Matt Fiocca, Principal & Digital Craftsman Reading estimate: 4 minutes
Automated Image Optimization: The Bash Way
As website development contractors, we sometimes come across existing Drupal or Wordpress sites that are just chock full of large, under-optimized client uploads that take forever to load in our browsers. We sometimes find our servers choking to death, not because of [insert disliked developer here]’s rogue php script, but because the server just can’t keep up with the thousands of requests for xyz image at 3000x2000 pixels, uncompressed.
Sure, we can install plugins that will re-compress images on upload, but what about all those hundreds or even thousands of images that are sitting on the server right now? Do we find another plugin to rip through the entire file base? To me, this sounds like too much work for a web stack, and really, why introduce even more load to your web server that is already choking on pixel data?
Recently, we were tasked to find a way to automate an optimization process for one of our clients’ Wordpress sites. They have around 2,500 uploads sitting on their server at the time of this writing, high res images that have all been uploaded by the client through their Wordpress media library.
Now, this normally wouldn’t be a big deal for a small number of uploads. You would just crack open an FTP client, download the suspects, open in photoshop, Save for Web and Devices, and re-upload them. But with the number of files that we were dealing with, FTP just wasn’t going to cut it, not for me anyway. A photoshop action seemed like too much work too, since I would have to manually download all the files, let photoshop run its batch (making photoshop useless while that was running), then manually upload them later.
So, I took to bash to see what I could come up with; results below. This script is meant to be run from the command line, and relies on two things:
The existence of jpegtran on your local system, which is a command found in the libjpeg library, a library that comes bundled with ImageMagick. If you’ve installed imagemagick for some other reason, you’ve already got jpegtran installed. If not, it’s just a matter of:
Ubuntu/Debian:
$ sudo apt-get install gcc
$ sudo apt-get install imagemagickCentOS/Fedora/RHEL:
$ yum install gcc php-devel php-pear
$ yum install ImageMagick ImageMagick-develMac (using homebrew):
$ brew install imagemagickWindows:
Sorry windows users, this is bashA Pantheon account. This script can be re-factored to be used with any ssh/rsync enabled server, but this is currently setup for Pantheon and the /files directory for both Wordpress and Drupal.

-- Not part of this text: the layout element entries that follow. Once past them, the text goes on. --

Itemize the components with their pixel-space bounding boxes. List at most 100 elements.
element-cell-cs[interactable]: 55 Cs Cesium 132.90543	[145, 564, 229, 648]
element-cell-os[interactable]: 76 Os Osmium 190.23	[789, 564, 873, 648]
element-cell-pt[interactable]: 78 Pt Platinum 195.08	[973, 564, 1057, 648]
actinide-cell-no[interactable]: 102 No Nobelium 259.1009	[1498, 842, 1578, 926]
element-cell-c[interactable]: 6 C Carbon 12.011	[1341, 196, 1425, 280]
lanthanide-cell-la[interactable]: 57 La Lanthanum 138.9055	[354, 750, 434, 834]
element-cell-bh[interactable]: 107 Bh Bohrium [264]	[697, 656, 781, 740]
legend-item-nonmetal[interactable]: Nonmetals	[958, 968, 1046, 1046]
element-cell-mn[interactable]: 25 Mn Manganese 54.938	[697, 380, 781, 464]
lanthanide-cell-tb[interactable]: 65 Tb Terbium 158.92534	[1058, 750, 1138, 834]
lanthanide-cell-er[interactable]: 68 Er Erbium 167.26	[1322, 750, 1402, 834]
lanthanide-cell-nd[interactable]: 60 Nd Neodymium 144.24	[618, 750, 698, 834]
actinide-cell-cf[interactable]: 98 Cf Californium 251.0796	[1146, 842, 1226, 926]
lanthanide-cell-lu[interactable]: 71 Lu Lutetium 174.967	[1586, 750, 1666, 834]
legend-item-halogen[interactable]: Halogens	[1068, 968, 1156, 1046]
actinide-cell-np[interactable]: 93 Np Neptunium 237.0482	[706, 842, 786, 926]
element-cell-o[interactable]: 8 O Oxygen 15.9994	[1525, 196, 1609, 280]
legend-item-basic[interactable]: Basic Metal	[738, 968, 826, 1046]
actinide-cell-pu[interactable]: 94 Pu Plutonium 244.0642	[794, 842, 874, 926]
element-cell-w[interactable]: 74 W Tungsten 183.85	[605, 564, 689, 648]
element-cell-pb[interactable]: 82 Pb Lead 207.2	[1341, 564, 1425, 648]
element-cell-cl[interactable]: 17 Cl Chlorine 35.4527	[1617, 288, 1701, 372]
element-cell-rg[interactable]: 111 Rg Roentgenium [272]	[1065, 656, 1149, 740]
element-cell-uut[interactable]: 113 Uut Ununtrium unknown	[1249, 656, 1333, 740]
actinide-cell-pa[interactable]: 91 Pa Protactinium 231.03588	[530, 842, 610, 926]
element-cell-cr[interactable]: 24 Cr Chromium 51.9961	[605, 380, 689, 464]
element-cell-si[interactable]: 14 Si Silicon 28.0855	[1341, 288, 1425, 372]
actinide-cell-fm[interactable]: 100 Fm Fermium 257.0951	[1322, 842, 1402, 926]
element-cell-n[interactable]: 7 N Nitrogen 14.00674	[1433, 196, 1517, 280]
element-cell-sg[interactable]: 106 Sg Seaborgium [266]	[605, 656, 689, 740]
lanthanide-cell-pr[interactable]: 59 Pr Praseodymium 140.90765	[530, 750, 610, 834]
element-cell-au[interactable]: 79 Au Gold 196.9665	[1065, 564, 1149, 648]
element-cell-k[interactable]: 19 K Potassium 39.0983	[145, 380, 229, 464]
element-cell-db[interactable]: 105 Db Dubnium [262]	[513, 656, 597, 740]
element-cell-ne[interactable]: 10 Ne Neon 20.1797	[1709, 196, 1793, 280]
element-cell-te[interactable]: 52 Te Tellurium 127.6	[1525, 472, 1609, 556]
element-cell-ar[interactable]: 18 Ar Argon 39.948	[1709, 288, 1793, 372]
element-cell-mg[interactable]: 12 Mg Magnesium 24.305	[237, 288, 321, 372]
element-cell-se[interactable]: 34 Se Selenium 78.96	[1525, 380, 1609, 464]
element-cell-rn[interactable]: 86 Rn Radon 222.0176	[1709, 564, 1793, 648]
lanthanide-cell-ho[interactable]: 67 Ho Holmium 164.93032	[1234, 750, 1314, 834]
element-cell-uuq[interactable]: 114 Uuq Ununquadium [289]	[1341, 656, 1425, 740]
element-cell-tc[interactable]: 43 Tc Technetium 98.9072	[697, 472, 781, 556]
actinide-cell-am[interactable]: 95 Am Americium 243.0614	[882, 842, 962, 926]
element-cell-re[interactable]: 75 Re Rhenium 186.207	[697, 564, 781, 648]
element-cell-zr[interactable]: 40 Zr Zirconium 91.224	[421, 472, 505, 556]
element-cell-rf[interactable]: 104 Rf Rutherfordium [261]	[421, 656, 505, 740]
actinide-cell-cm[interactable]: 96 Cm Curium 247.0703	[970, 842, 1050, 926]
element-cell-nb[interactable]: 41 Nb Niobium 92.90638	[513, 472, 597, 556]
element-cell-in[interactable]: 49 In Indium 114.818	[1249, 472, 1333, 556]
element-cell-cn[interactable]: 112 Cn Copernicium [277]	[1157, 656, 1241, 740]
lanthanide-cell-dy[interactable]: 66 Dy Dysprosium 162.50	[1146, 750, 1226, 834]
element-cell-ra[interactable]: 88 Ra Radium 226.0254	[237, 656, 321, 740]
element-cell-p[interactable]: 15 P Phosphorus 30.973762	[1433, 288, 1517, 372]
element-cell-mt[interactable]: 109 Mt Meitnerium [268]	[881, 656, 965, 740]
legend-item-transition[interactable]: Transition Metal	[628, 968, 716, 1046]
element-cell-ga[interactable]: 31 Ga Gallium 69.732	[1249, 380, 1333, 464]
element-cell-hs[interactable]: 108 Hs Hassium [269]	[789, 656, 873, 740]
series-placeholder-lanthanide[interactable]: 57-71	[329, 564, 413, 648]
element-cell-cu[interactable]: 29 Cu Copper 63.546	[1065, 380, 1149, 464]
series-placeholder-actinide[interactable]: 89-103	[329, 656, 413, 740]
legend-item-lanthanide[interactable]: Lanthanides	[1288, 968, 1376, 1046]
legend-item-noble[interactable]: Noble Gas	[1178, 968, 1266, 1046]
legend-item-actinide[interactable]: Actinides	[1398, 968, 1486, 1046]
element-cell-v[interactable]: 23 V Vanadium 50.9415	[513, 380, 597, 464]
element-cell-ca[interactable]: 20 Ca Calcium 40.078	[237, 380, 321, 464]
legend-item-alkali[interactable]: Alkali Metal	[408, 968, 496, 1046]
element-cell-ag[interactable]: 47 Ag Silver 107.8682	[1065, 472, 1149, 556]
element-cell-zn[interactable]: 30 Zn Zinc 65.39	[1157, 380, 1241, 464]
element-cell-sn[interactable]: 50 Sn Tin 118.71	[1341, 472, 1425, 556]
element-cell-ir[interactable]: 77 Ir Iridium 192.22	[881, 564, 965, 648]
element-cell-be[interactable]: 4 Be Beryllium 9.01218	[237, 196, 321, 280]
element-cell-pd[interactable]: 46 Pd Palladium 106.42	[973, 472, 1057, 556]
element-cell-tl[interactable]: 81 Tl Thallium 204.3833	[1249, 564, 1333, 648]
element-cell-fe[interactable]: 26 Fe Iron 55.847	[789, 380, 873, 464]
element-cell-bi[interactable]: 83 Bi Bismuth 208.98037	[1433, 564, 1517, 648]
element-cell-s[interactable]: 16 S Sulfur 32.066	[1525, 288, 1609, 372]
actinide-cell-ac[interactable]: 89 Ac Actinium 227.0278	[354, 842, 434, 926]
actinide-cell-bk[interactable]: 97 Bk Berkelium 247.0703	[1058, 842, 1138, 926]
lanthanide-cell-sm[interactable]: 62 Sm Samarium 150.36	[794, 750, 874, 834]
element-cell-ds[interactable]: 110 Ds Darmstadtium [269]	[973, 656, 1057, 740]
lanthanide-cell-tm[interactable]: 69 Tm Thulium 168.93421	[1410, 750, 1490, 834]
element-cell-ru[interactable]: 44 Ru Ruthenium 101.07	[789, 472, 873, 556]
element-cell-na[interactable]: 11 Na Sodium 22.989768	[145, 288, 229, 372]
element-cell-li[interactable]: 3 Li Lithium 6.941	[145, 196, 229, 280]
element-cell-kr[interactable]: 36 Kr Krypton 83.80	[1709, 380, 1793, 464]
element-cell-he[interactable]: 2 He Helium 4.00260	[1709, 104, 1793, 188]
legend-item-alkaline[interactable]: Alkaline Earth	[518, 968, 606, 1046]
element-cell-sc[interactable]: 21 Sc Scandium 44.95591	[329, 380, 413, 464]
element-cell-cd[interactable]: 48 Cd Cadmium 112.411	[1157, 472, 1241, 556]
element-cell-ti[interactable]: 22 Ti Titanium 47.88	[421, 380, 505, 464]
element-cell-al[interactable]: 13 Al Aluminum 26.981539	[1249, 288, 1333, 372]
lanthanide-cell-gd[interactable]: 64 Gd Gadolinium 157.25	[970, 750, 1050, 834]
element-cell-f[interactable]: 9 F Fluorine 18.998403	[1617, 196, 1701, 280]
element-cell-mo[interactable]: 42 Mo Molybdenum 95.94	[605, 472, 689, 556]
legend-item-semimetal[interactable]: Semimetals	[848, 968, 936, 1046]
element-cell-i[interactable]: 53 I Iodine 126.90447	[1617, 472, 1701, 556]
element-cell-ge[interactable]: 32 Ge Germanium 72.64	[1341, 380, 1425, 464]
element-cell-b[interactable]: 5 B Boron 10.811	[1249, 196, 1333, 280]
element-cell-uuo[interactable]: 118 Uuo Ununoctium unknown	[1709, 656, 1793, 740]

What this script is doing:
First checks to see if you have jpegtran, aborts otherwise.
Prompts you for the absolute or relative path to your local /files directory. This directory can be anywhere actually, and you don’t have to be cd’d into the project or anything like that. This is just what you want the working directory to be on your local system. The script checks to make sure the path actually exists, aborts otherwise.
Prompts you for the pantheon site uuid. This is that long uuid found in your pantheon dash, i.e. XXXXXXXX-XXXX-XXXX-XXXX-XXXXXXXXXXXX
The script then remembers where you were in your terminal and moves into your working directory, and starts downloading (via rsync) the entire /files directory of the remote site recursively. This probably goes without saying, but your local disk needs to have enough available space to support all your site files.
Then it builds a list of all .jpg and .jpeg images recursively and case-insensitively (.jpg or .JPG) through the entire working directory.
Optimizes images. jpegtran offers two ways to optimize images; with either the -optimize flag or the -progressive flag. We’ve chosen -progressive in this script because its the method of optimization we prefer for web images, where images can be loaded almost instantly to the browser and then progressively download in sort of an async fashion. An additional flag we’re using in this script is the -copy none setting. This strips the image of all meta information, adding another layer of file size reduction.
After optimization, the images are then uploaded (again via rsync) back to the server recursively.
When it’s all said and done, this script will ‘cd’ you back to the directory that you came from before running the script.
Bonus
You’ll notice that I’ve wrapped this functionality into a bash function, and then just call the function immediately after declaration. This is for fun things like sourcing into your ~/.bash_profile. For example, remove the function call at the end of the script and save as ~/optimize_pantheon_jpgs.sh. Then add this to end of your ~/.bash_profile:
. ~/optimize_pantheon_jpgs.sh
Don’t forget the period at the beginning. Save and close, then start a new terminal session. Now, you can call optimize_pantheon_jpgs directly on the terminal from anywhere and it will return you back to where you were terminal’ed into previous to the call.